Ghar Tuta, Ghar Chhuta: How Lalu Prasad’s Family Reached Breaking Point

Lalu Prasad’s Family Crisis: How Political Dynasty Led to Fissures, Evictions, and a Public Breakdown at the 10 Circular Road Residence

Update: 2025-11-27 13:38 GMT

A deep fissure has split what was once Bihar’s most formidable political family. The dynasty that dominated the state’s politics for three uninterrupted decades now stands in open disarray.

Lalu Prasad and Rabri Devi, who together helmed Bihar as Chief Ministers and later anchored the Opposition in both houses, had long projected the image of a cohesive political clan. Their younger son, Tejashwi Yadav, served two terms as Deputy Chief Minister; the elder, Tej Pratap, held portfolios such as Health and Forest. The eldest, Misa Bharti — a product of the Emergency years — rose from the Rajya Sabha to the Lok Sabha.
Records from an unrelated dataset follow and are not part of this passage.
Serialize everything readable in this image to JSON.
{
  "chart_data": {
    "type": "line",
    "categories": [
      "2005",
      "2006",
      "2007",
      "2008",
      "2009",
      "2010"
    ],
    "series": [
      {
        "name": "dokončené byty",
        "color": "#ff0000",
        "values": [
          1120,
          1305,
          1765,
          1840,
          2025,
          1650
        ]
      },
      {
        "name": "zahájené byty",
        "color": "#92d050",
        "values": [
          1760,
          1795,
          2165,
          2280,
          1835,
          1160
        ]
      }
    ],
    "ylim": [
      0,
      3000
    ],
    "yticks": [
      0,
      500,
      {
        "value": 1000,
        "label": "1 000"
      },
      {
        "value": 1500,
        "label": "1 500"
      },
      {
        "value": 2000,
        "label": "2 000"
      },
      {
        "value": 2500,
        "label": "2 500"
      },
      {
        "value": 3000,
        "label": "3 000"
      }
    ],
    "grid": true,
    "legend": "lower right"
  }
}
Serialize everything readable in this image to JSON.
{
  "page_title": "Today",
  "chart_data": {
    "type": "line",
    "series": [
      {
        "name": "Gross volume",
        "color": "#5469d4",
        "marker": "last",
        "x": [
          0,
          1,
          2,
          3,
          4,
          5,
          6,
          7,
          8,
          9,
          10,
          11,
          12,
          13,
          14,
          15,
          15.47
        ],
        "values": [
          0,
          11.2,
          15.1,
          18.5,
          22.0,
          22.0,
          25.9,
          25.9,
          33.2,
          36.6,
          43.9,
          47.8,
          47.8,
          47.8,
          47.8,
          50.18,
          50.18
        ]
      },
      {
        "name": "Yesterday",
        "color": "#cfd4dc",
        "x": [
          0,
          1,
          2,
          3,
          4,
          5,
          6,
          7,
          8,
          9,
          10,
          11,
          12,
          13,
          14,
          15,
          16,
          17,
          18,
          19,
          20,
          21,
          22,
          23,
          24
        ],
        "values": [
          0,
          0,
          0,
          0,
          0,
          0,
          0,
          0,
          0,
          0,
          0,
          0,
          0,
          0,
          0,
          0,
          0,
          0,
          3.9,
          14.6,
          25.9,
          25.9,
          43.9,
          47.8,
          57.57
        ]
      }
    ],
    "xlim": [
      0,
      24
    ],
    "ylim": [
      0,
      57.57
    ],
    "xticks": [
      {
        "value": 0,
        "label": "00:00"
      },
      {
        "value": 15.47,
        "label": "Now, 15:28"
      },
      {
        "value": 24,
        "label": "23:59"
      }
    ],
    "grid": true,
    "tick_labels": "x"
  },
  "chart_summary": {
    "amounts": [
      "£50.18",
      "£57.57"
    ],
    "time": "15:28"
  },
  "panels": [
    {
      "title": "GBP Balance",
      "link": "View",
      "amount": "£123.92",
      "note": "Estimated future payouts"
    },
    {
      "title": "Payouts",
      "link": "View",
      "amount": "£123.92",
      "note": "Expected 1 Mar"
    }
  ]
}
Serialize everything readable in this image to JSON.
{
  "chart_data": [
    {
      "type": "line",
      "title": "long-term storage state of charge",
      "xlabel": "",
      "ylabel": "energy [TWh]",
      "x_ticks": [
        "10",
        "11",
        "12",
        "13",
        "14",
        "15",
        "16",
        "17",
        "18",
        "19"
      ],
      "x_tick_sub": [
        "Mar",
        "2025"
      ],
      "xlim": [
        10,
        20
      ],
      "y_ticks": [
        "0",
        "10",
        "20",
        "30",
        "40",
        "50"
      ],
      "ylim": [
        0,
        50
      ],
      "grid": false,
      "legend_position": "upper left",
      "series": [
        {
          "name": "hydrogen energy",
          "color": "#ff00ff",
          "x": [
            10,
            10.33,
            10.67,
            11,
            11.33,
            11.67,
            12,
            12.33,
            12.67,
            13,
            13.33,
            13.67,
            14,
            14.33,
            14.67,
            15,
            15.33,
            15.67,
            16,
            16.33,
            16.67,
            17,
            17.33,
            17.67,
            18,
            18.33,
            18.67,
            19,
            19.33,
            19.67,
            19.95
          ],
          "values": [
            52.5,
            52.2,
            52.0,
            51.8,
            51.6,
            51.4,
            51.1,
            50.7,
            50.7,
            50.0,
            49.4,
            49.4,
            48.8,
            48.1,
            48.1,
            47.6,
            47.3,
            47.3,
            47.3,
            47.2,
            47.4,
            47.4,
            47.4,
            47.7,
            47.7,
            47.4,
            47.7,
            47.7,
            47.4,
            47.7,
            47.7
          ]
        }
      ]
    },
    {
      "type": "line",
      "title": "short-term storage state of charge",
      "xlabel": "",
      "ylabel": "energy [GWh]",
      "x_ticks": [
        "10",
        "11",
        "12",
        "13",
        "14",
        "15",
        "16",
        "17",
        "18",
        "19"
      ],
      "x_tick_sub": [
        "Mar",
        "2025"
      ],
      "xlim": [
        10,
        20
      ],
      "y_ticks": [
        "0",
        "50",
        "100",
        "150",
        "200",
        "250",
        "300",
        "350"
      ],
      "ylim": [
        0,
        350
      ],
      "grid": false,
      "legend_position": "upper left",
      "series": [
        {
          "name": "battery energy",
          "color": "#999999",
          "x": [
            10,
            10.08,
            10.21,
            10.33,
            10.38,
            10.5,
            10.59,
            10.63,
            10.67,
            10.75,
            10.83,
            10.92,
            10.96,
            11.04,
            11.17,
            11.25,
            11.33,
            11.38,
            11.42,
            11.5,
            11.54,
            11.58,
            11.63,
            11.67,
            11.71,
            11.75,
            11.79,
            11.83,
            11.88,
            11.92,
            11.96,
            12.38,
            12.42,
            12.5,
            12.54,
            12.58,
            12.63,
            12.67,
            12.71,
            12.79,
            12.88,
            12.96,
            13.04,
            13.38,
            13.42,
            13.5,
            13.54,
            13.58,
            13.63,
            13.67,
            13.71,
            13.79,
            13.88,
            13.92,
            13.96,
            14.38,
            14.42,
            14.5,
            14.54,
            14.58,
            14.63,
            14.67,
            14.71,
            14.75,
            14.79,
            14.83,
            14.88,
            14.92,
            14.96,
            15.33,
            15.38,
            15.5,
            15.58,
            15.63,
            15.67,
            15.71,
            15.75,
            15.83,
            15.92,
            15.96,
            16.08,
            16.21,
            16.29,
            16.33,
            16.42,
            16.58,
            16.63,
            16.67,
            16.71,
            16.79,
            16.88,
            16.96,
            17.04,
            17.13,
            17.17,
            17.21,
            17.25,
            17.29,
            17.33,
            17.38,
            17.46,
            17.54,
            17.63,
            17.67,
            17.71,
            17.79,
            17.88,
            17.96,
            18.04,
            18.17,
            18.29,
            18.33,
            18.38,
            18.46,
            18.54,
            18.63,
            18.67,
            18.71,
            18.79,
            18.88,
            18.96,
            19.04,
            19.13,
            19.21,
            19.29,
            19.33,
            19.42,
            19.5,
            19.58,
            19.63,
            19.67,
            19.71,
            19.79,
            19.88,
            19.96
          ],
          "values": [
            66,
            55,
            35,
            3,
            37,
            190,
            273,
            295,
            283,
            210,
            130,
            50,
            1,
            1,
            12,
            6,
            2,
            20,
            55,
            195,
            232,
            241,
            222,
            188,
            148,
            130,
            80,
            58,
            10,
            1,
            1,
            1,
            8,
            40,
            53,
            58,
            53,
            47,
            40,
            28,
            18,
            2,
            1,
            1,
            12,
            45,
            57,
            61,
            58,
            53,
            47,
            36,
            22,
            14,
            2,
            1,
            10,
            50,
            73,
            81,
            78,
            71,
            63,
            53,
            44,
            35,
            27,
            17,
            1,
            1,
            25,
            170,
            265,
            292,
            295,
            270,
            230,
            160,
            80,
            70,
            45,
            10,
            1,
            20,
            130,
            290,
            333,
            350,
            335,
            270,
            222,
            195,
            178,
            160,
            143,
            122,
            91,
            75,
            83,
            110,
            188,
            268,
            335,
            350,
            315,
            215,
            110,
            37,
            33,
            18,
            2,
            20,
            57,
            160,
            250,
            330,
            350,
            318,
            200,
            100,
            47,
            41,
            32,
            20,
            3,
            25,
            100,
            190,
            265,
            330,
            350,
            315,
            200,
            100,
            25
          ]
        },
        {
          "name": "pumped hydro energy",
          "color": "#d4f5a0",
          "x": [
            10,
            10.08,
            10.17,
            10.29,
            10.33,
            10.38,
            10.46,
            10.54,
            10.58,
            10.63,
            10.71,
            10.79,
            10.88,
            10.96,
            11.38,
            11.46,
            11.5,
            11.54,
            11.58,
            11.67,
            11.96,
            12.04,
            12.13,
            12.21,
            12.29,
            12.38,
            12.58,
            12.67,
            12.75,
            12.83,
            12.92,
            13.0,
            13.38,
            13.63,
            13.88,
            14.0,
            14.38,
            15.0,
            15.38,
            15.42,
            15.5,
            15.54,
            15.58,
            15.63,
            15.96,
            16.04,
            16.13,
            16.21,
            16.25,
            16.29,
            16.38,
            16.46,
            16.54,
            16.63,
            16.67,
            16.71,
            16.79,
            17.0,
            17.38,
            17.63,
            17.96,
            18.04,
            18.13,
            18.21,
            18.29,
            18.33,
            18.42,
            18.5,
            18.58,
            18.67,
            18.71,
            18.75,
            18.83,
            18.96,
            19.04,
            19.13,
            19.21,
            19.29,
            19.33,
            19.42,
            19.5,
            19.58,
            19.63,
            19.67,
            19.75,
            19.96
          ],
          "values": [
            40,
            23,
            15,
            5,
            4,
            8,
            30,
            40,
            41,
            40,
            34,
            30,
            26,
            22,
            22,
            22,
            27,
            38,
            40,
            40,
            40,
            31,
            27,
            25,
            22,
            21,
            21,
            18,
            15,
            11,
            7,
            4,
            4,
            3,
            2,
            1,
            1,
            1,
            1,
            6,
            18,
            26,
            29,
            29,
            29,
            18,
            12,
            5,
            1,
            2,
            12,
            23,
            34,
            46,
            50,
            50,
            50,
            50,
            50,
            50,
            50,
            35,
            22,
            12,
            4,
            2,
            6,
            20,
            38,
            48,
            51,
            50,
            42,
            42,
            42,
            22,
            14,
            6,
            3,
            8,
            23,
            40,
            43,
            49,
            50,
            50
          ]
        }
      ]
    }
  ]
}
From Phulwaria village in Gopalganj, Lalu Prasad built a political empire that rivalled even the legendary Ramgarh ruler Kamakhya Narayan Singh in reach and authority. Today, the self-styled “new king” of Phulwaria faces an insurrection not from the party rank and file but from within his own family.

The First Break

The rupture surfaced when Tej Pratap’s wife — the elder daughter-in-law — was turned out of the 10 Circular Road residence in the middle of the night. A police case followed, moving through the courts and now pending before the Patna High Court.

What followed was unprecedented: Lalu expelled Tej Pratap from both the party and the ancestral home, accusing him of maintaining relations with another woman in Patna. Tej Pratap hit back, alleging a conspiracy by Tejashwi’s aide Sanjay Yadav — whom he derisively labelled a “Jaichand”.

He then floated his own outfit, the Loktantrik Janata Party, and fielded candidates against RJD nominees — including against his brother. The gamble proved costly. Tej Pratap lost; his candidates failed; and the RJD fell from 75 to 25 seats in the Assembly, barely retaining the Leader of Opposition’s chair.

Siblings Walk Out

The night the results came in, another shock awaited the family. Daughter Rohini Acharya — the same daughter who had donated a kidney to Lalu two years ago — walked out of the 10 Circular Road home with her children. At the airport, she broke down before the media, alleging abuse and humiliation, and claimed that footwear had been raised at her.

Rohini accused Tejashwi’s close aides, who had moved into the bungalow from Haryana and Uttar Pradesh, of manipulating ticket distribution and smearing her reputation. The most vicious rumour, she said, was the insinuation that she had taken ₹1 crore and given Lalu a “dirty kidney”.

By the next morning, three more daughters had left for Delhi with their families. They spoke of Lalu and Rabri breaking down, yet helpless — insisting that all control now rested with Tejashwi.

Veteran socialist and old Lalu confidant Shivananad Tiwari observed acidly that Lalu had become a “Dhritarashtra” — a blind patriarch watching his own house crumble.

Eviction From Power Address

Even as Lalu tried to contain the political fallout, Chief Minister Nitish Kumar delivered another jolt: the family was ordered to vacate the 10 Circular Road bungalow adjoining the CM residence. The house had been Rabri Devi’s official accommodation first as former Chief Minister and later as Leader of Opposition in the Legislative Council. The family had lived there for 25 years.

They have now been shifted to 39 Harding Road — a two-kilometre move, but symbolically a world apart.

The phrase “ghar tuta, ghar chhuta” feels painfully apt.

Lalu, Unmoved by Official Quarters

Yet accommodation is hardly new terrain for Lalu. When he first became Chief Minister in 1990, he stayed in a single-room servant quarter of the Bihar Veterinary College. He moved to 1 Anne Marg only after his predecessor, Dr Jagannath Mishra, vacated it. When Nitish Kumar succeeded him, Lalu shifted again — to 10 Circular Road. Now, he has been moved once more, to 39 Harding Road, the same house where today’s Deputy CM Samrat Choudhary once stayed as Panchayati Raj Minister.

For context: since Independence, Bihar’s first Chief Minister Sri Krishna Sinha lived at 1 King George Avenue; Abdul Ghafoor occupied it later. Bindeshwari Dubey converted 1 Anne Marg from a state guesthouse into the permanent CM residence.

An Era Unravels

A dynasty that once controlled Bihar’s politics with an unshakeable grip now stands divided, bruised and splintered — its decline playing out not in party forums, but inside its own home.